スキルポイントはスキルの解放の際に使うもので、強化の方には必要ないらしい。ただスキルポイントが6あるからスキルを六つ獲得できるというわけではなく、スキルによって獲得に必要なスキルポイントは変わっていくそうだ。
「とりあえず私とメノがそれぞれ闇と光の属性の魔法を使っているから、バランスを考えるならゆきひめちゃんには他の属性の魔法を取ってもらえるとありがたいかしら」
「わかりました」
特にその辺りのこだわりはないので、素直に頷く。
ちなみに、べにいもの毒ブレスと毒弾は闇属性という判定のようだ。なので、べにいもとの相性を考えても闇属性は避けた方が良い。
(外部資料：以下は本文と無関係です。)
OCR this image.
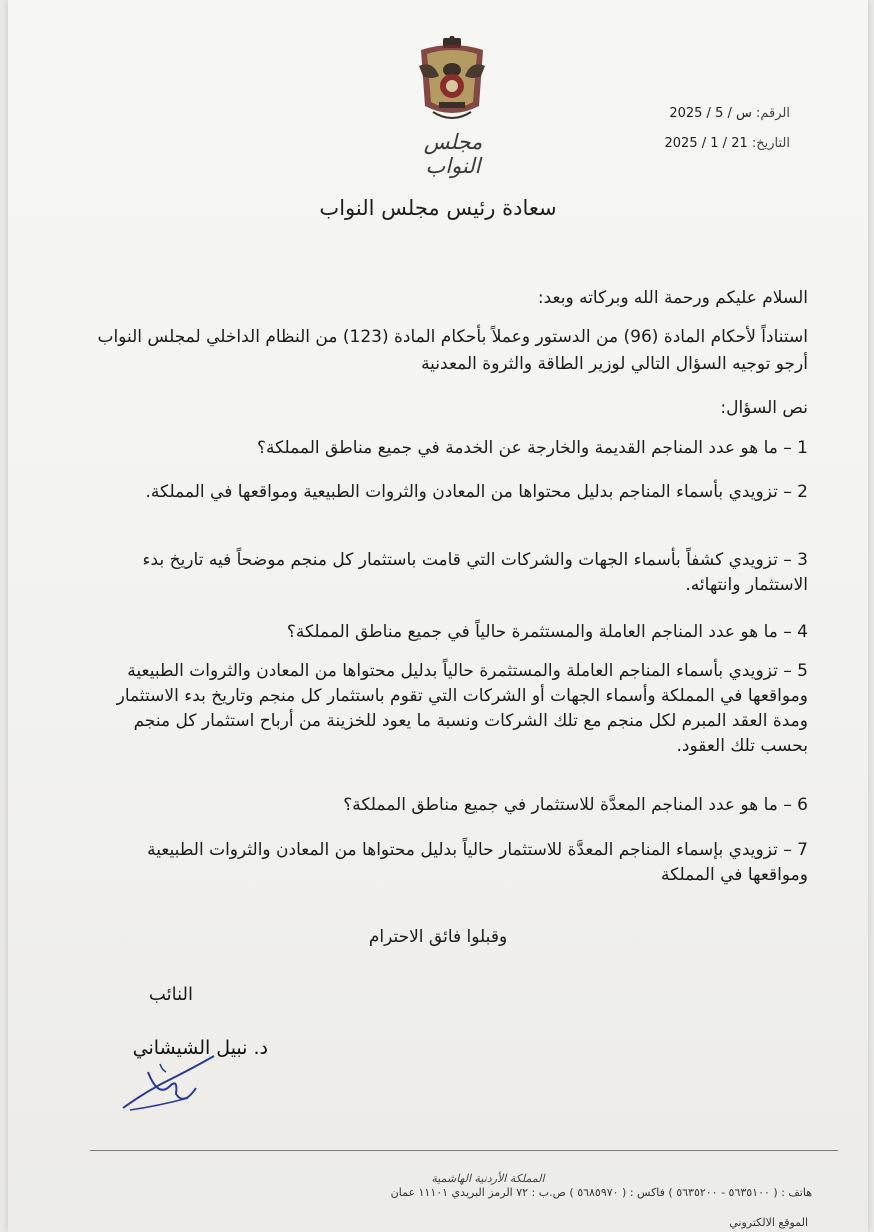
مجلس النواب
الرقم: س / 5 / 2025
التاريخ: 21 / 1 / 2025
سعادة رئيس مجلس النواب
السلام عليكم ورحمة الله وبركاته وبعد:
استناداً لأحكام المادة (96) من الدستور وعملاً بأحكام المادة (123) من النظام الداخلي لمجلس النواب أرجو توجيه السؤال التالي لوزير الطاقة والثروة المعدنية
نص السؤال:
1 – ما هو عدد المناجم القديمة والخارجة عن الخدمة في جميع مناطق المملكة؟
2 – تزويدي بأسماء المناجم بدليل محتواها من المعادن والثروات الطبيعية ومواقعها في المملكة.
3 – تزويدي كشفاً بأسماء الجهات والشركات التي قامت باستثمار كل منجم موضحاً فيه تاريخ بدء الاستثمار وانتهائه.
4 – ما هو عدد المناجم العاملة والمستثمرة حالياً في جميع مناطق المملكة؟
5 – تزويدي بأسماء المناجم العاملة والمستثمرة حالياً بدليل محتواها من المعادن والثروات الطبيعية ومواقعها في المملكة وأسماء الجهات أو الشركات التي تقوم باستثمار كل منجم وتاريخ بدء الاستثمار ومدة العقد المبرم لكل منجم مع تلك الشركات ونسبة ما يعود للخزينة من أرباح استثمار كل منجم بحسب تلك العقود.
6 – ما هو عدد المناجم المعدَّة للاستثمار في جميع مناطق المملكة؟
7 – تزويدي بإسماء المناجم المعدَّة للاستثمار حالياً بدليل محتواها من المعادن والثروات الطبيعية ومواقعها في المملكة
وقبلوا فائق الاحترام
النائب
د. نبيل الشيشاني
المملكة الأردنية الهاشمية
هاتف : ( ٥٦٣٥١٠٠ - ٥٦٣٥٢٠٠ ) فاكس : ( ٥٦٨٥٩٧٠ ) ص.ب : ٧٢ الرمز البريدي ١١١٠١ عمان
الموقع الالكتروني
「ちなみに種族ごとに得意属性とか苦手属性みたいなのもあるって言われてるわ。まあ、例によって詳細の記載はないわけだけど」
「うーん、私の場合はなんなんでしょうか」
「プリンセスというくらいですし、イメージ的には光ですかね?」
「そう?私は光と闇は対になってて、それぞれ空想上の存在ってイメージだからプリンセスが光ってイメージは抱かないかしら。ほら、私の魂もメノの天使も空想上の話だし。むしろ、現実の存在がモチーフの種族は光も闇も苦手そうってイメージがあるわ」
「そう言われればそんな気もしますね……」
結局のところ、その得意不得意の話も予想の域を超えることはないわけだ。
それなら、私が一番ピンときたものにしてしまおう。
「この『アイススピア』ていうのにします。寒いのが好きなので」
「うん。いいんじゃない?」
「私は寒いのは苦手です!」
たしかにメノにはなんかそんなイメージがある。
なんてことを喋っていると、丁度良いタイミングでべにいもが目を覚ました。
「ぷぎ……」
「おはよう。よく眠れた?」
「ぷ?」
言葉の意味を理解しているのかいないのか、べにいもは可愛らしく身体を傾けた。
私は、そんなべにいもを両手で持って顔の前まで持ち上げる。すると、先ほどまで私と同じ向きにあった紅芋の目と口が、体内を移動してこちら側へとやってきた。
「……べにいもには身体の向きとかないんだね?」
「ぷぎっ」
「あ、そうそう。今日から君の名前はべにいもになったから。大丈夫?」
「ぷぎ?」
「べにいも。べにいもだよ?」
「ぷ!」
果たしてちゃんとわかっているのだろうか。
まあ、可愛いからよしとしよう。
「さて、それじゃあ行きましょうか」
「ですね!ポーションの残量的にそろそろ探索を開始しないと帰れなくなっちゃいます!」
「はい。お待たせしました」
目が覚めたべにいもには、しっかり運動もさせたいという思いのついでにモンスターと遭遇したときにどういう行動をとるのかも確認しておきたいので、自分で歩いてもらうことにした。